Asian countries put the humiliation of the 1997 financial crisis behind them yesterday, arguing they were in a better position to deal with the sort of meltdown that crippled the region a decade ago.
Regional economic chiefs warned against complacency but nevertheless struck a defiant note at a forum in Manila to mark the 10th anniversary of a crisis that saw currency and asset prices plummet, governments topple and millions fall into poverty as investors withdrew capital at lightning speed.
Taking a swipe against the powerful Western-dominated global lenders such as the International Monetary Fund, Thailand's finance minister called for Asia to take more control of its economic destiny by setting up a monetary fund to promote exchange rate stability.
Since the crisis, Asian central banks have built up trillions of dollars in foreign exchange reserves, much of which is invested in Western assets such as US government debt, putting it in pole position to lead the international financial community, Chalongphob Sussangkarn said.
"It's important that we make sure that we do not become overconfident that a crisis can never happen,' Chalongphob said.
But he added: "Looking ahead, we need to take responsibility. Asia now needs to be the one to manage the global financial system.

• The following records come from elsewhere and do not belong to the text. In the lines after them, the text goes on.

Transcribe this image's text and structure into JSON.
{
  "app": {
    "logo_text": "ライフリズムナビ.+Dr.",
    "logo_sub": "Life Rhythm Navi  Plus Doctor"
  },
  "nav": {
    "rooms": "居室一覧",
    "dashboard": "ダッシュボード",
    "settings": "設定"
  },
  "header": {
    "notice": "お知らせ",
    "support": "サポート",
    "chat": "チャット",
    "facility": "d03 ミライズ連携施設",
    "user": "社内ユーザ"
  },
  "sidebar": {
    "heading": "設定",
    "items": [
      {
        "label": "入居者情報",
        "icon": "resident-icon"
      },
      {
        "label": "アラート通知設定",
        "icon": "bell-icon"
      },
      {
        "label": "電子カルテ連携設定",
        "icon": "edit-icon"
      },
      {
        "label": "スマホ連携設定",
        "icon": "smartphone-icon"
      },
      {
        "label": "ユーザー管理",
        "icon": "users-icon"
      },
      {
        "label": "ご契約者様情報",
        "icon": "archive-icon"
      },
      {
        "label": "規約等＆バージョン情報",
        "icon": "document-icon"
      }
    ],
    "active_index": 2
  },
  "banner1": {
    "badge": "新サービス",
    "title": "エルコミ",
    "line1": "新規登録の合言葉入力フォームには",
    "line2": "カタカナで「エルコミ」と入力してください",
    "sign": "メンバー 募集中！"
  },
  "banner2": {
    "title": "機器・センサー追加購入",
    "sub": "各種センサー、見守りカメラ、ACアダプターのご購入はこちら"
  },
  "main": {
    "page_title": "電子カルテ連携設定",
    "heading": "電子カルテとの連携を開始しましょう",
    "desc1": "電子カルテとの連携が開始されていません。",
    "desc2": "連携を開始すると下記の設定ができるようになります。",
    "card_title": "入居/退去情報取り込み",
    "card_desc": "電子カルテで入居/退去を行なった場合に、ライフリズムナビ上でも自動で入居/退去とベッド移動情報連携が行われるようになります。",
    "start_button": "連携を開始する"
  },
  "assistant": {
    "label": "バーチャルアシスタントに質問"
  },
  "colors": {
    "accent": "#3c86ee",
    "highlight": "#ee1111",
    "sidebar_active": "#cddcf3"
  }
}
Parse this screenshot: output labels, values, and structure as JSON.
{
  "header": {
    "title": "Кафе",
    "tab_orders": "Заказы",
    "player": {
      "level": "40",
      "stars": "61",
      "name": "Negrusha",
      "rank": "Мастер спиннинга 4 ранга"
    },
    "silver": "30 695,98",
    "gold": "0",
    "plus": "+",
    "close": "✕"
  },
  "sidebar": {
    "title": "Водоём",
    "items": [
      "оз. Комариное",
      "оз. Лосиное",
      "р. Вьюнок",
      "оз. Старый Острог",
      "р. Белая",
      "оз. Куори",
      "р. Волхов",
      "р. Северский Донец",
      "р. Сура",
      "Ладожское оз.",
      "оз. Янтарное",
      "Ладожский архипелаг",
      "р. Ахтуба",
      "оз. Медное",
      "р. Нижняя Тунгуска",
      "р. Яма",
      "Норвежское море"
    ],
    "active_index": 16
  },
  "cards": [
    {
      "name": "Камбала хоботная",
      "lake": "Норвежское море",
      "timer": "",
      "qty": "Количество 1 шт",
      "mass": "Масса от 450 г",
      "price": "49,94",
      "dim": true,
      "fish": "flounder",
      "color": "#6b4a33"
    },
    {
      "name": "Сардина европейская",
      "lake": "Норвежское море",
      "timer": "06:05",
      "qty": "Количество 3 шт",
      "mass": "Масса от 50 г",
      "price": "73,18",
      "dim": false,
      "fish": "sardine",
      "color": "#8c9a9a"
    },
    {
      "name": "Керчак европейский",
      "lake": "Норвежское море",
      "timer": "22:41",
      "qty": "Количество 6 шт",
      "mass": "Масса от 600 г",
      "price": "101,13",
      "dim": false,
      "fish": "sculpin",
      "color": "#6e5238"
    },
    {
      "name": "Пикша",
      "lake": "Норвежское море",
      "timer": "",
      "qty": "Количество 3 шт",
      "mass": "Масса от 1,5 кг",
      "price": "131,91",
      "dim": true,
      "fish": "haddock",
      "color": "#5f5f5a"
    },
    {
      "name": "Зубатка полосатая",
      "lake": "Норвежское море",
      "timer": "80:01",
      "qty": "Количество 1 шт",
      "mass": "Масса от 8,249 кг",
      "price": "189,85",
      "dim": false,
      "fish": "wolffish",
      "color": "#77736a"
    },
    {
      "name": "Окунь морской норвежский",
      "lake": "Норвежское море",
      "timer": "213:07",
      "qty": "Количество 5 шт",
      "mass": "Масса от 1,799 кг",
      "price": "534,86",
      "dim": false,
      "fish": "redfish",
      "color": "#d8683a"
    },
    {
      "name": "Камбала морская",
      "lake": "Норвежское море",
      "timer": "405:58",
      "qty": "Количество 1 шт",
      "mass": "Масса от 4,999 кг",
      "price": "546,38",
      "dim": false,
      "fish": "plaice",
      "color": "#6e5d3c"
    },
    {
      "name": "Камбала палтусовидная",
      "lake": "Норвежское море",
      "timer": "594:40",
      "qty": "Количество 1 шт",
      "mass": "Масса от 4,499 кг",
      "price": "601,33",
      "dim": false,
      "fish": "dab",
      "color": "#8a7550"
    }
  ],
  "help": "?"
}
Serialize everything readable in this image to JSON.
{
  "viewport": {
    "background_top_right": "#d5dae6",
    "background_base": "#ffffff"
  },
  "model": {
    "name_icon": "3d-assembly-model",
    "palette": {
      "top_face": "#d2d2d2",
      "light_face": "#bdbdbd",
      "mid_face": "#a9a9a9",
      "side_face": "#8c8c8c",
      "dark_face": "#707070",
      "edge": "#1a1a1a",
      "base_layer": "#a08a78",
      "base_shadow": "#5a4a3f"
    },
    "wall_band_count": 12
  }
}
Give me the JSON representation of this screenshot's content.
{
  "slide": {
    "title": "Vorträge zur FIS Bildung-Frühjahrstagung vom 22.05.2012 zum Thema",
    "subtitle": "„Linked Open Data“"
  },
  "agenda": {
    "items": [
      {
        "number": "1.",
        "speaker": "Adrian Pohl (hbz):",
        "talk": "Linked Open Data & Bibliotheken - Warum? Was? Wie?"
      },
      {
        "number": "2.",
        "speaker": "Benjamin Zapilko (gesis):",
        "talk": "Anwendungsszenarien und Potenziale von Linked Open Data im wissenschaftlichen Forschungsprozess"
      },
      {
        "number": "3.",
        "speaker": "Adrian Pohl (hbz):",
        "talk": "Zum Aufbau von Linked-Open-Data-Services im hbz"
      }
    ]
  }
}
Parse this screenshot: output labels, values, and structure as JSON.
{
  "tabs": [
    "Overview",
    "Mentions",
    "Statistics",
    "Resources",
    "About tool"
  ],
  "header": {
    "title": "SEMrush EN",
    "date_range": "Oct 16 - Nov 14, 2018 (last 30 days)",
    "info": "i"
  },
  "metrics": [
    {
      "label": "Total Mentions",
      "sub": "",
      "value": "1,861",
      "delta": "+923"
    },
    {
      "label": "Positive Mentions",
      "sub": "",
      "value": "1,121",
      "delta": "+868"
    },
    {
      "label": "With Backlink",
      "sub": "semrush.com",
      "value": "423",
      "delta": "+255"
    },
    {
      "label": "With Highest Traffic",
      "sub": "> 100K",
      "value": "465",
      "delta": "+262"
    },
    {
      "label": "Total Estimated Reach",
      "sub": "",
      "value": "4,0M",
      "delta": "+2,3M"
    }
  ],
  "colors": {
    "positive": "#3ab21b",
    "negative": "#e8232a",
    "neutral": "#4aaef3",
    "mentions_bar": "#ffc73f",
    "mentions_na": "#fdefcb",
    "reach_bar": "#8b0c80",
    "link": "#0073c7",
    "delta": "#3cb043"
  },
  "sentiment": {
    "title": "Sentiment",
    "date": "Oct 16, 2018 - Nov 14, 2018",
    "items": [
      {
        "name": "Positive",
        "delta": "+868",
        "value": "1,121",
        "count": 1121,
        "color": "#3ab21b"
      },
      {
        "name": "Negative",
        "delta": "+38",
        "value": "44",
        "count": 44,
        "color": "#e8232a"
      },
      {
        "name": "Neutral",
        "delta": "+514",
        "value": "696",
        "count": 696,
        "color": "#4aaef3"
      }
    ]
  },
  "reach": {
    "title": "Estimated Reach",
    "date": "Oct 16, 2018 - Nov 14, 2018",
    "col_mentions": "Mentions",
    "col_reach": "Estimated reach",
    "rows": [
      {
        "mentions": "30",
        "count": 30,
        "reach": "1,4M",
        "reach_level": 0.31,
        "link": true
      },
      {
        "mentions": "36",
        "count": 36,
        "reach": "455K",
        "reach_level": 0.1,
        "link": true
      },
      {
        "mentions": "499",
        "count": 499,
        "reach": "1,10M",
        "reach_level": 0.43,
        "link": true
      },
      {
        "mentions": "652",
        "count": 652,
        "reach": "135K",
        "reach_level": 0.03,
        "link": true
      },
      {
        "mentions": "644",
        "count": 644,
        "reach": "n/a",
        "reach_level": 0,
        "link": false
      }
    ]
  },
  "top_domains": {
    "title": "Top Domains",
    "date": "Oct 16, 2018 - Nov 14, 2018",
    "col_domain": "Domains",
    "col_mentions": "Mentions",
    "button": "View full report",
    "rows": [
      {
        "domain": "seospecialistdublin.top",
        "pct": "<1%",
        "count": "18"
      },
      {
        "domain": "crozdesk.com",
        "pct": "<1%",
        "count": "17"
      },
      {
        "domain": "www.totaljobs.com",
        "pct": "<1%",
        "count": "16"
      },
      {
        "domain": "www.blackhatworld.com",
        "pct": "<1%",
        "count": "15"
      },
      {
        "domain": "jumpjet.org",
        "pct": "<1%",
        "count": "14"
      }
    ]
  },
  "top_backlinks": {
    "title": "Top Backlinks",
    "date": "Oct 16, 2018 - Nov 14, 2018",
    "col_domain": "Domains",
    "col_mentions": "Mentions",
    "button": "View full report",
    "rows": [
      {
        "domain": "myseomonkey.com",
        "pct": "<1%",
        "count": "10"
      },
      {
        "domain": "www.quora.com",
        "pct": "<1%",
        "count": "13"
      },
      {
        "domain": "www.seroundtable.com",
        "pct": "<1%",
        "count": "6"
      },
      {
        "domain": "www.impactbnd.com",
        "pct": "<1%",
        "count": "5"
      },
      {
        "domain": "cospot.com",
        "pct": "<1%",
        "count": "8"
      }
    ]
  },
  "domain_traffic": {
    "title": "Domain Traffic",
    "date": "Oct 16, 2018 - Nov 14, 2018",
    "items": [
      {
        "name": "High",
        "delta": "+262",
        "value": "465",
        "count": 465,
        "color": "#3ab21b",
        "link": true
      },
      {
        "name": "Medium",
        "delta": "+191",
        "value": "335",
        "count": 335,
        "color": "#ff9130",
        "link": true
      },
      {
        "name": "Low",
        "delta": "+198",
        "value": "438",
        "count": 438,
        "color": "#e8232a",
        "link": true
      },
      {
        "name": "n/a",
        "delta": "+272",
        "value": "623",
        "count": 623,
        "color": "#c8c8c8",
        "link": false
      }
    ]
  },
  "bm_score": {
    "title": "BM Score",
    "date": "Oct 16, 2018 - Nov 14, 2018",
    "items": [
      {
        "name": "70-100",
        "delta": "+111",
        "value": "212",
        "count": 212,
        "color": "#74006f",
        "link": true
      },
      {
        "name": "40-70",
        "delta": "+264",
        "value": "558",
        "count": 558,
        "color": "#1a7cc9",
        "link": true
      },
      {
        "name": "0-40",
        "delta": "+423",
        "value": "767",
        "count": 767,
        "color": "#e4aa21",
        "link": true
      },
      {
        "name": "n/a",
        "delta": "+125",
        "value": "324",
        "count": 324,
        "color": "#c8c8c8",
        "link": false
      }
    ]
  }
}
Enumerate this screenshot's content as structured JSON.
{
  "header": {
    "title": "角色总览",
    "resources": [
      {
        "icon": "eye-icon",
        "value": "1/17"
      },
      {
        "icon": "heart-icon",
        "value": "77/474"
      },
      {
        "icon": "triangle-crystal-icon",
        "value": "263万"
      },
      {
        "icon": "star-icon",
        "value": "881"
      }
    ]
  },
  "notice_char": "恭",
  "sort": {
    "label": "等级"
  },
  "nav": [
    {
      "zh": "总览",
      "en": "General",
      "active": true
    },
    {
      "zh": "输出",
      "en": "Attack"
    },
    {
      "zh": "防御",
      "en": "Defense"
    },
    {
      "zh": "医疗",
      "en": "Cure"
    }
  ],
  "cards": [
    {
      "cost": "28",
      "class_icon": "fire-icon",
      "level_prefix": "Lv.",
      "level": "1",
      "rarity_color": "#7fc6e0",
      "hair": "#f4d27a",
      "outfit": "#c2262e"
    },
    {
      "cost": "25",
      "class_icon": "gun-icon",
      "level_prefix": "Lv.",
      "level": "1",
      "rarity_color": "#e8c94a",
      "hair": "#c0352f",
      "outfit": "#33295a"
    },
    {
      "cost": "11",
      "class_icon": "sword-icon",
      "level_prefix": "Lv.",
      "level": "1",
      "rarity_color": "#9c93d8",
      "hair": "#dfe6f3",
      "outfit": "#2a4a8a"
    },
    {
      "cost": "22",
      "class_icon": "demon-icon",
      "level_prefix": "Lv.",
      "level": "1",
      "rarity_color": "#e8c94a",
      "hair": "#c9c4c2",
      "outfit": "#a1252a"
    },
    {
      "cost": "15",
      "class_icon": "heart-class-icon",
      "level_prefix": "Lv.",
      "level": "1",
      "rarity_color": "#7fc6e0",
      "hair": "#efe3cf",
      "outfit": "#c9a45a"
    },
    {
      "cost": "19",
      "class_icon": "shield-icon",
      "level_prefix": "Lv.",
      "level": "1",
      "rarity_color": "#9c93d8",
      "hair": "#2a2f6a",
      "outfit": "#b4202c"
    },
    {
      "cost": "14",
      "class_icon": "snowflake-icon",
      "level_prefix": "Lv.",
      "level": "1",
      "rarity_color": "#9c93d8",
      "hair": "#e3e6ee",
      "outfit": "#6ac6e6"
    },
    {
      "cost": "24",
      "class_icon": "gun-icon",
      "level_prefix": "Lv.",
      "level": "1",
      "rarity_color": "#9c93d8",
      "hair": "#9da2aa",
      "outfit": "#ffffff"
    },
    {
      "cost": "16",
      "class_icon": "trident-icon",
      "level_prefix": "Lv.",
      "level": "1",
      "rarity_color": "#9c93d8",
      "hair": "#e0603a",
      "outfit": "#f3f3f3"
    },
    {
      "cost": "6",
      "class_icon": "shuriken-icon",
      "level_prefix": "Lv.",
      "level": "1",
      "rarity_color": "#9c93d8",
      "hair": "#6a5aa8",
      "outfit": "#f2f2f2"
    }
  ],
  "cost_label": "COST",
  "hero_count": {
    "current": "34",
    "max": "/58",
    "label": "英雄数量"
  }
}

"We cannot let debtor nations manage the global financial system. The International Monetary Fund (IMF) is more like a debtor monetary organization, we need a creditor monetary organization."
On July 2, 1997, Thailand gave up the fight to defend the baht after years of current account deficits and announced a managed float, triggering massive capital flight.
The contagion spread rapidly around the region and the erstwhile Asian "Tiger Economies" were forced to go cap in hand to the IMF, whose harsh prescriptions generated anti-Western sentiment and political turmoil.
Analysts say Asia's economies are now in much better shape. Most countries have competitive currencies and a big surplus in their current accounts, making the region a huge exporter of capital.
But Haruhiko Kuroda, president of the Asian Development Bank that hosted the forum, said this global economic imbalance was a risk.
"We have the potential for more bouts of financial market volatility," he said.
"Capital flows have ramped up significantly over the past several years as increased global liquidity, Asia's economic resurgence and dynamism, along with the search for yield has drawn in and out large amounts of investment capital."
In Thailand, where less than one in 10 property firms survived the crisis, The Nation newspaper splashed a tombstone on yesterday's front page inscribed with the names of the 56 finance companies and six banks that went under.
"Despite diverse efforts to avoid a repeat of history, no one can guarantee that it will not happen again," The Post Today, a Thai-language newspaper, said in an editorial.
Within a year of the meltdown, Indonesia's long-ruling President Suharto was out of power after the crisis sparked widespread rioting in his nation. In Malaysia, Prime Minister Mahathir Mohamad famously fell out with his deputy Anwar Ibrahim.
The crisis also brought down the South Korean and Thai governments.
Ten years on, Asia is booming once again, but investment and growth are largely centered on China and India.
Although the region is much richer it is still home to most of the world's poor as economic growth rates in many of the countries worst hit by the crisis lag their pre-1997 levels.
In an interview on Sunday, Chalongphob said an East Asian monetary fund would be established within five years to help promote further stability.
But Duck-Koo Chung, a former minister of commerce, industry and energy in South Korea, cautioned that the question of which country should lead a fund still had to be ironed out.
"We need some political agreement first," he said.